Slane was as good as his word, too. He had some business to do with a buyer from Meyco, as he’d said, but once that was done he got me and Berry and took us to the Memfis ruinmen’s hall, which was just north of town. I lived there off and on for the next two years and a bit, so my memories of that first trip there have a lot of others laid down over the top of them. As best I remember, the trip there was mostly a blur of narrow streets and crowds, and the quarter around the ruinmen’s hall was practically big and bustling enough to be a city all its own, with the houses of the ruinmen and the burners and the other trades nobody wants inside the city walls all cheek by jowl with each other and with the taverns and shops and markets that sell to them.
The Memfis ruinmen’s hall is one huge dome made of triangles, most of them metal but some of them glass to let light get in or let ruinmen look out. When we got there, Slane gave it a long dubious look, then laughed and said, “Damn if I’d stay in a place like that, but it looks about right for you two. You see Plummer any time soon, tell him he owes me a favor.”
We promised we would, and thanked him, and said our goodbyes, and he strolled out of my life. For all I know he’s still working the riverboats, buying and selling and making a few spare marks now and then with crooked dice, but I’ve never seen him since. I wonder if he’d be surprised to know that I’m sitting here right now at Star’s Reach, as the night settles in, and writing about him.

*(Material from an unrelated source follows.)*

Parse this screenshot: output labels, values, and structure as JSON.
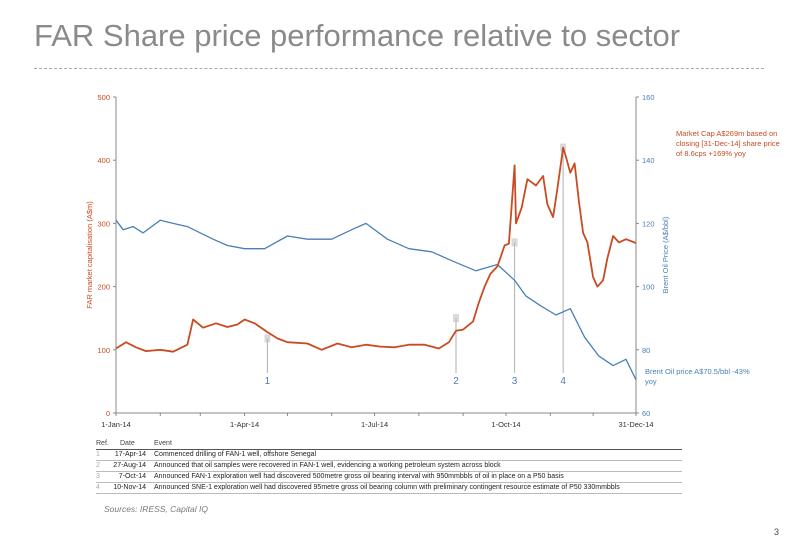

He got us safely to the ruinmen’s hall, as I said, and once Berry and I went in and identified ourselves and got a proper ruinman’s welcome, with maybe a bit thrown in because they knew perfectly well who we were and why we were there, I felt safe. I hadn’t quite forgotten about the dream, but I didn’t think much about what that kind of dream’s supposed to mean, and I went about my first couple of days in Memfis as though nothing of the sort had happened. That might have brought the story I’m telling to a very sudden end, because the dream was right: someone was going to try to kill me, right there in Memfis, and it was only a few days after I got there that it happened.